Hace poco escribí un post repudiando la división de las personas, y hay un tema, un detalle en especial que me dió vueltas en la cabeza desde que lo escribí.

Es llamativo ver cómo tenemos una tremenda capacidad para identificar algo que creemos es un riesgo y destacarlo, gran parte de nuestras divisiones me parece que parten de ahí, una cosa, pareciese, evolutiva, de destacar lo malo por sobre lo bueno -Y tiene sentido, aunque no es absolutamente correcto-.

Uno puede salir a la calle y preguntarle a cualquier persona, especialmente adultos, sobre el estado del mundo actual.
Probablemente la respuesta más común sea “El mundo se está yendo al carajo, las cosas antes eran mucho mejores”
Si uno se pone a leer libros antiguos, por ejemplo la mismísima biblia, en más de una parte destaca que “El mundo se está yendo al carajo”, está escrito en antiguos libros, en series de televisión que refuerzan las costumbres antiguas, películas, y exhacerbadamente en muchos casos, en la religión -Ponga en su mente la imagen de un caballero con un cartel que dice “El Fin está cerca”-

Cualquiera nos diría que la delincuencia está cada día peor, aunque los casos registrados sean menos.

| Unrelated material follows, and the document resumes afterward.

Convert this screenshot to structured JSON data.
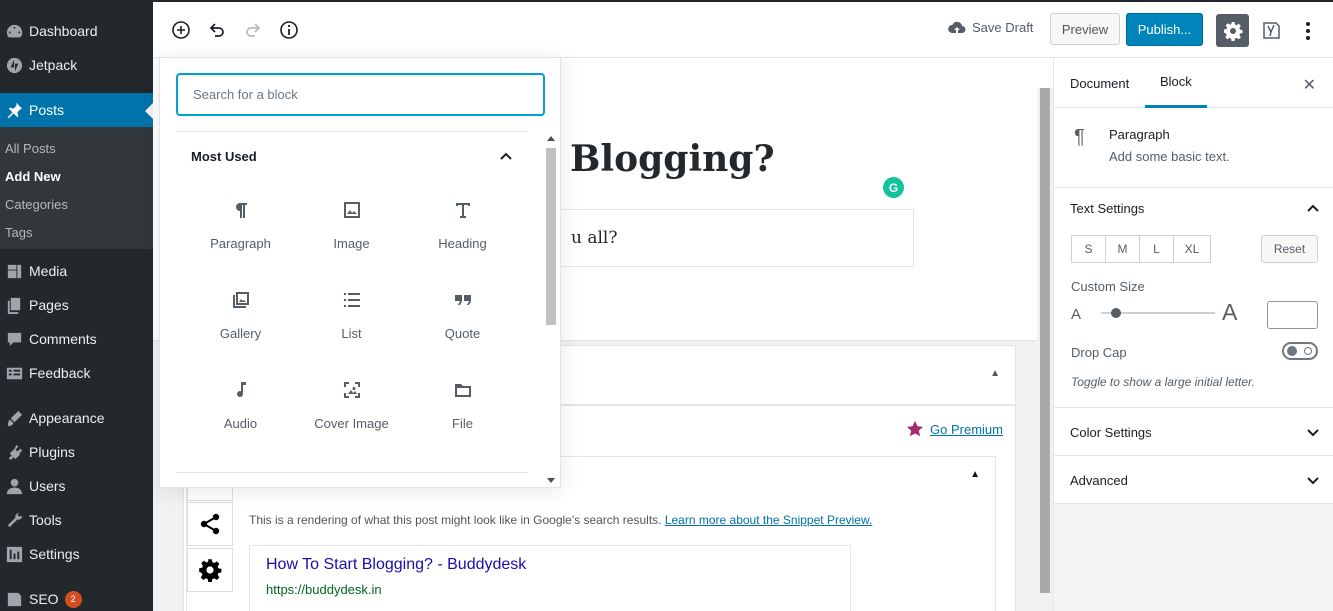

Cualquiera nos diría que la corrupción es más grande cada día que pasa, y puede ser, aunque los datos dicen lo contrario. Cualquiera pensaría que más personas mueren en guerras crueles, siendo que la primera década del 2000, según los datos, nos demuestran que en alrededor de 150 años que no habían tan pocos muertos por guerras.

Que la educación no funciona -es carísima en Chile, eso sí es innegable-, cuando podemos hacer el experimento de preguntarle a nuestros padres si es que estudiaron en la universidad o instituto, a nuestros abuelos y así a nuestros tatarabuelos y más allá, y nos daríamos cuenta de que en realidad tenemos un acceso muchísimo más amplio a la educación, especialmente la superior. Podemos preguntarles a qué edad empezaron a trabajar, y en la mayoría de los casos -especialmente de la clase media- notaríamos que hace 50 años, muchos de nuestros progenitores trabajaron desde pequeños, sin seguros, probablemente con una pésima calidad de vida, y con un sistema de pensiones aún peor que éste -no digo que el de ahora esté bien, en Chile-.
Nos daríamos cuenta de que esos casos que vemos de trabajo forzoso infantil, de niños que no pudieron continuar sus estudios porque debieron hacerse cargo de la casa -en gran parte porque los adultos o no se hacían cargo, o no podían hacerse cargo por salud, o simplemente porque morían mucho más jóvenes-, esos casos que vemos como algo ajeno a nuestro mundo, hace unos 40 o 50 años -y menos- eran el pan de cada día en Chile.

Pensemos que fue alrededor de los años 20 donde recién se consideró la adolescencia por primera vez en la historia del mundo, hasta hace 100 años en la mayoría del mundo las mujeres no tenían derecho a voto, las tazas de mortandad infantil eran altísimas y bajan cada año, el nivel de pobreza alrededor de los 70 en Chile era de alrededor de un 50%, ¡50%!

De todas formas, quedan problemas, muchos problemas que resolver.

Las ideas teniendo Sexo

Los cambios, las mejoras que nombré en la primera parte de éste post no han venido solas. Bien dijo Matt Ridley en su libro El Optimista Racional: Los estándares de vida humanos seguirán creciendo gracias a las ideas teniendo sexo.

Se puede dar el ejemplo de un Hacha vs un Mouse:

Un hacha, antigua, clásica en su diseño y armadura tiene una diferencia muy distinta con un Mouse, moderno y aparentemente sencillo en su diseño y armadura:
Una persona puede hacer y haber inventado un hacha fácilmente por su cuenta, pero una persona no puede hacer o inventar un Mouse por su propia cuenta -teniendo en cuenta la invención de tecnologías que esto requiere-
Un hacha es una idea básica, un palo y algo que corte, no necesita ser de Acero, puede ser una roca filosa amarrada a un palo, pero en cambio, un Mouse contiene y requiere de muchos avances tecnológicos distintos, en distintas áreas.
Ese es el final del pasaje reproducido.